Avis 20236299 Séance du 23/11/2023
Monsieur X a saisi la Commission d'accès aux documents administratifs, par courrier enregistré à son secrétariat le 20 octobre 2023, à la suite du refus opposé par la ministre de la culture à sa demande de communication, sous forme de texte modifiable, sur la période du 1er janvier 2007 au 9 août 2023, de l'ensemble des courriels, correspondances et contrats, échangés, envoyés ou reçus par le musée Rodin, ses employés, représentants, ou l’un des membres de son équipe dirigeante, et les suivantes :
1) tout représentant de la société X, prestataire de services de numérisation basé à Grenoble, y compris ses co-gérants, Monsieur X et Monsieur X ;
2) tout représentant de la société X, prestataire de services de numérisation basé à Lyon, y compris son fondateur, Monsieur X ;
3) tout représentant de la société X, prestataire de services de numérisation ;
4) tout représentant de l’Institut national de recherche en sciences et technologies du numérique « INRIA » ;
5) tout représentant du musée Singer Laren, à Laren, aux Pays-Bas ;
6) le docteur X, responsable du programme de conservation des métaux à l'université d'Amsterdam ;
7) Madame X, conservateur des métaux, Université d'Amsterdam pour le musée Singer Laren ;
8) Madame X, X et restauration à l'université d'Amsterdam ;
9) Monsieur X, responsable de l'imagerie 3D au Metropolitan Museum of Art, New York ;
10) X, X, prestataire de services de numérisation.
Après avoir pris connaissance de la réponse de la ministre de la culture, la commission rappelle que le droit d'accès aux documents administratifs régi par le livre III du code des relations entre le public et l'administration ne contraint pas l'administration à effectuer des recherches pour répondre à une demande et que les administrations ne sont pas tenues de répondre aux demandes trop générales ou insuffisamment précises (CE, 27 septembre 1985, n° 56543, Lebon 267 ; CE, 30 juin 1989, n° 83477).

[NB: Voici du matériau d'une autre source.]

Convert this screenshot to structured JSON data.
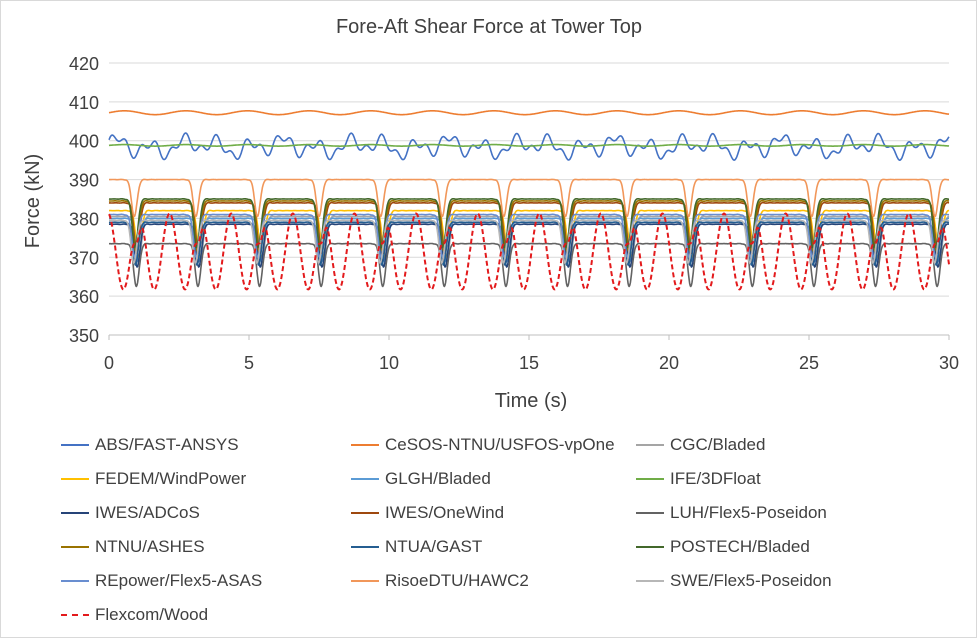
{
  "chart_data": {
    "type": "line",
    "title": "Fore-Aft Shear Force at Tower Top",
    "xlabel": "Time (s)",
    "ylabel": "Force (kN)",
    "xlim": [
      0,
      30
    ],
    "ylim": [
      350,
      420
    ],
    "xticks": [
      0,
      5,
      10,
      15,
      20,
      25,
      30
    ],
    "yticks": [
      350,
      360,
      370,
      380,
      390,
      400,
      410,
      420
    ],
    "grid": "horizontal",
    "legend_position": "bottom",
    "period_s": 2.2,
    "series": [
      {
        "name": "ABS/FAST-ANSYS",
        "color": "#4472c4",
        "style": "noisy",
        "mean": 398.5,
        "amplitude": 3.0,
        "dashed": false
      },
      {
        "name": "CeSOS-NTNU/USFOS-vpOne",
        "color": "#ed7d31",
        "style": "ripple",
        "mean": 407.2,
        "amplitude": 0.5,
        "dashed": false
      },
      {
        "name": "CGC/Bladed",
        "color": "#a5a5a5",
        "style": "dip",
        "plateau": 380.5,
        "min": 369.5,
        "dashed": false
      },
      {
        "name": "FEDEM/WindPower",
        "color": "#ffc000",
        "style": "dip",
        "plateau": 382.0,
        "min": 370.0,
        "dashed": false
      },
      {
        "name": "GLGH/Bladed",
        "color": "#5b9bd5",
        "style": "dip",
        "plateau": 380.0,
        "min": 369.0,
        "dashed": false
      },
      {
        "name": "IFE/3DFloat",
        "color": "#70ad47",
        "style": "ripple",
        "mean": 398.8,
        "amplitude": 0.2,
        "dashed": false
      },
      {
        "name": "IWES/ADCoS",
        "color": "#264478",
        "style": "dip",
        "plateau": 378.5,
        "min": 367.5,
        "dashed": false
      },
      {
        "name": "IWES/OneWind",
        "color": "#9e480e",
        "style": "dip",
        "plateau": 384.0,
        "min": 371.0,
        "dashed": false
      },
      {
        "name": "LUH/Flex5-Poseidon",
        "color": "#636363",
        "style": "dip",
        "plateau": 373.5,
        "min": 362.5,
        "dashed": false
      },
      {
        "name": "NTNU/ASHES",
        "color": "#997300",
        "style": "dip",
        "plateau": 384.5,
        "min": 371.5,
        "dashed": false
      },
      {
        "name": "NTUA/GAST",
        "color": "#255e91",
        "style": "dip",
        "plateau": 379.0,
        "min": 368.0,
        "dashed": false
      },
      {
        "name": "POSTECH/Bladed",
        "color": "#43682b",
        "style": "dip",
        "plateau": 385.0,
        "min": 372.5,
        "dashed": false
      },
      {
        "name": "REpower/Flex5-ASAS",
        "color": "#698ed0",
        "style": "dip",
        "plateau": 381.0,
        "min": 370.0,
        "dashed": false
      },
      {
        "name": "RisoeDTU/HAWC2",
        "color": "#f1975a",
        "style": "dip",
        "plateau": 390.0,
        "min": 380.5,
        "dashed": false
      },
      {
        "name": "SWE/Flex5-Poseidon",
        "color": "#b7b7b7",
        "style": "dip",
        "plateau": 379.5,
        "min": 368.5,
        "dashed": false
      },
      {
        "name": "Flexcom/Wood",
        "color": "#e31a1c",
        "style": "wave",
        "plateau": 372.0,
        "min": 360.0,
        "max": 383.0,
        "dashed": true
      }
    ]
  }
}
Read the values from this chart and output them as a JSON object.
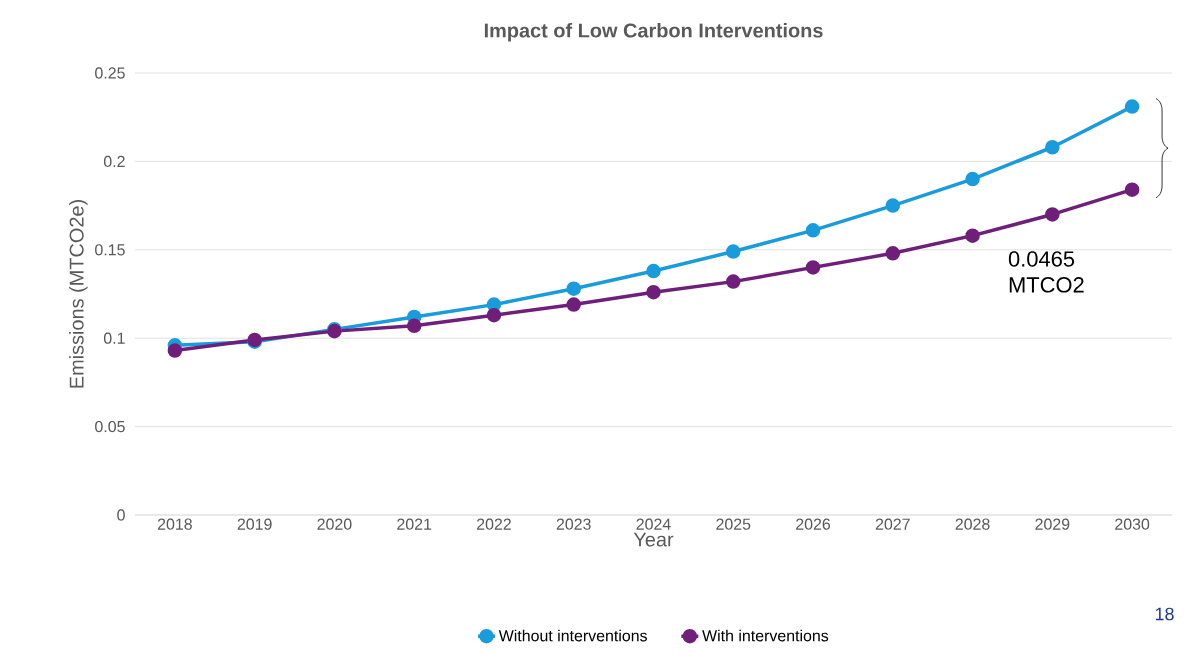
{
  "chart_data": {
    "type": "line",
    "title": "Impact of Low Carbon Interventions",
    "xlabel": "Year",
    "ylabel": "Emissions (MTCO2e)",
    "categories": [
      "2018",
      "2019",
      "2020",
      "2021",
      "2022",
      "2023",
      "2024",
      "2025",
      "2026",
      "2027",
      "2028",
      "2029",
      "2030"
    ],
    "series": [
      {
        "name": "Without interventions",
        "color": "#1a9bdb",
        "values": [
          0.096,
          0.098,
          0.105,
          0.112,
          0.119,
          0.128,
          0.138,
          0.149,
          0.161,
          0.175,
          0.19,
          0.208,
          0.231
        ]
      },
      {
        "name": "With interventions",
        "color": "#6f1f7a",
        "values": [
          0.093,
          0.099,
          0.104,
          0.107,
          0.113,
          0.119,
          0.126,
          0.132,
          0.14,
          0.148,
          0.158,
          0.17,
          0.184
        ]
      }
    ],
    "ylim": [
      0,
      0.25
    ],
    "yticks": [
      0,
      0.05,
      0.1,
      0.15,
      0.2,
      0.25
    ],
    "grid": "y",
    "legend": "bottom",
    "marker": "circle",
    "line_style": "solid",
    "annotations": [
      "0.0465 MTCO2",
      "18"
    ]
  }
}
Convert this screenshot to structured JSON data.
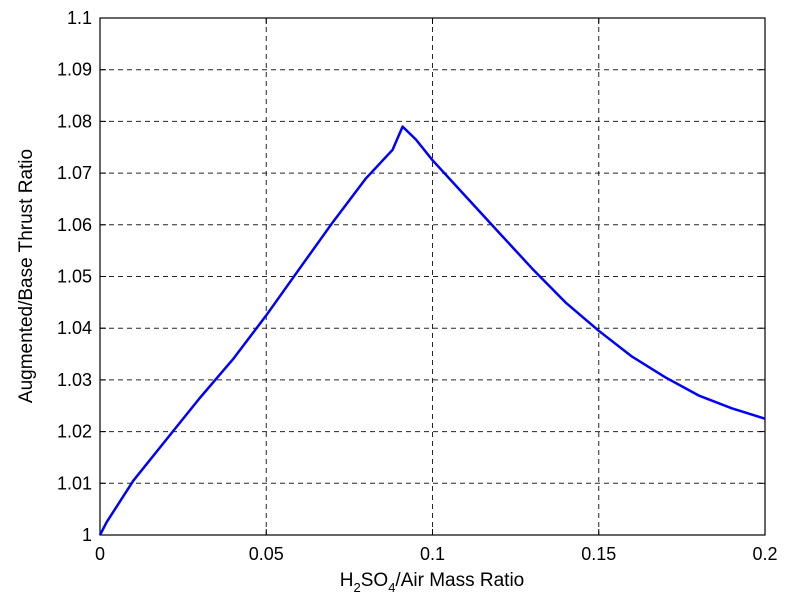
{
  "chart_data": {
    "type": "line",
    "title": "",
    "xlabel": {
      "prefix": "H",
      "sub1": "2",
      "mid": "SO",
      "sub2": "4",
      "suffix": "/Air Mass Ratio"
    },
    "ylabel": "Augmented/Base Thrust Ratio",
    "xlim": [
      0,
      0.2
    ],
    "ylim": [
      1,
      1.1
    ],
    "x_ticks": [
      "0",
      "0.05",
      "0.1",
      "0.15",
      "0.2"
    ],
    "y_ticks": [
      "1",
      "1.01",
      "1.02",
      "1.03",
      "1.04",
      "1.05",
      "1.06",
      "1.07",
      "1.08",
      "1.09",
      "1.1"
    ],
    "grid": true,
    "series": [
      {
        "color": "#0000ff",
        "x": [
          0,
          0.002,
          0.01,
          0.02,
          0.03,
          0.04,
          0.05,
          0.06,
          0.07,
          0.08,
          0.088,
          0.091,
          0.095,
          0.1,
          0.11,
          0.12,
          0.13,
          0.14,
          0.15,
          0.16,
          0.17,
          0.18,
          0.19,
          0.2
        ],
        "y": [
          1.0,
          1.0025,
          1.0105,
          1.0185,
          1.0265,
          1.034,
          1.0425,
          1.0515,
          1.0605,
          1.069,
          1.0745,
          1.079,
          1.0765,
          1.0725,
          1.0655,
          1.0585,
          1.0515,
          1.045,
          1.0395,
          1.0345,
          1.0305,
          1.027,
          1.0245,
          1.0225
        ]
      }
    ]
  }
}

Elle estime ainsi irrecevables les demandes portant sur des échanges intervenus entre une ou des administrations et une autre administration ou une personne privée, lorsqu’elles sont trop imprécises quant à l'objet des documents demandés (avis n° 20216781 du 16 décembre 2021), quant à leur nature (avis n° 20195507 du 12 mars 2020), quant à l'administration et/ou ses composantes en cause (avis n° 20195507 du 12 mars 2020), quant à son ou ses interlocuteurs (avis n° 20194880 du 12 mars 2020 ; n° 20213868 du 15 juin 2021), quant au cadre d'élaboration du document (avis n° 20213868 du 15 juin 2021) ou encore quant à la période de temps visée (avis n° 20213868 du 15 juin 2021).
En l’espèce, la commission relève que la demande porte sur l’ensemble des correspondances et contrats échangés par un établissement public administratif, sur une période de temps extrêmement conséquente et sans que leur objet ou leur contexte d’élaboration ne soit identifié. Elle estime par suite que, comme le fait valoir la ministre de la culture, cette demande est trop imprécise pour permettre à l'administration d'identifier les documents souhaités.
Elle ne peut donc que déclarer cette demande irrecevable et inviter le demandeur, s’il le souhaite, à préciser la nature et l'objet de ces documents à l'administration susceptible de les détenir, en lui adressant une nouvelle demande.